Unveröffentliche IGES-Studie über PKV löst Ärger und Diskussionen aus
Überzeugte Vertreter des Modells der privaten Krankenversicherung mag die recht PKV-freundliche Politik der schwarz-gelben Koalition grundsätzlich freuen. Und in der Tat: Als PKV-Versicherter genießt man in den meisten Fällen und Tarifen einen sehr hochwertigen Gesundheitsschutz.

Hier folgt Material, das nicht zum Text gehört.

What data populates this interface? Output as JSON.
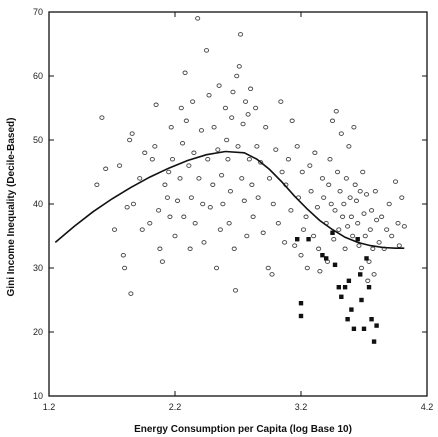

Was viele Privatpatienten aber nur mit Murren zugeben: billig ist die private Versicherung ganz und gar nicht – auch wenn das häufig suggeriert wird und in den ersten (jungen) Versicherungsjahren stimmt.
Mit den verbessertenen Regeln für erhöhte Altersrückstellungen haben die privaten Versicherer sicherlich einiges getan, um die Beitragssteigerungen der inviduellen Versicherten mit steigendem Alter deutlich abzufedern. Doch was dieses Vorab-Sparen nicht ändern kann: die Leistungen und Produkte in unserem Gesundheitssystem werden nicht billiger. Das hängt nicht nur mit reinen Preissteigerungen zusammen, sondern auch mit immer mehr (da neuen, zusätzlichen) sowie aufwändigeren und besseren Diagnose- und Behandlungsverfahren.
Bisher war man ja der Meinung, dass das PKV-Systemen mit individuellen Beiträgen (auf die eigene, einzelne Person gemünzt), das bessere System im Vergleich zur GKV sei, um Beitragssteigerungen in der Krankenversicherung so gut wie möglich im Zaum zu halten. Eine noch von der alten Bundesregierung in Auftrag gegebene Studie zum Wettbewerb und der ‘Demografie-Festigkeit’ der privaten Krankenversicherung widerspricht dieser Ansicht – und zwar gehörig. Laut einem Bericht des Handelsblatts kommt man bei dem mit dem Forschungsprojekt beauftragten IGES Institut in Berlin zu dem Schluss, dass begründete Zweifel bestehen, “dass die PKV ihren Ansprüchen gerecht werden kann, einen besseren Schutz gegen Beitragssteigerungen zu bieten”.
Das löst nun heftige Diskussionen und viel Ärger in der Koalition rund um Gesundheitsminister Rösler aus. Gerüchten zufolge lag die Studie dem Gesundheitsministerium sehr wohl vor, man hätte sie aber in der Schublade verschwinden lassen, da die Studienergebnisse nicht zur aktuellen politischen Linie der Koalition in Sachen Krankenversicherung und Gesundheitssystem passen.
Und auch die Ärzte Zeitung schreibt mit Bezug auf die o.g. Studie: “Zwischen 1997 und 2008 seien die Ausgaben je PKV-Versichertem um 49 Prozent, die der GKV-Versicherten nur um 31 Prozent gestiegen”.
Der Sprecher des PKV-Verbands Jens Wegner verweigerte vorerst eine Stellungnahme zur Studie mit dem Verweis, dass diese unveröffentlicht sei (nicht für die Öffentlichkeit freigegeben?). Man kenne aber sehr wohl viele der in der Studie vorgebrachten Argumente und müsse betonen, dass die häufiger Wiederholung falscher Aussagen diese Aussagen nicht wahrer mache.
In jedem Fall löst die Studie heftig Ärger in den betroffenen Kreisen aus und macht der Regierung die sicher nötige, weitere Reformierung des Gesundheits- und Krankenversicherungssystems nicht einfacher.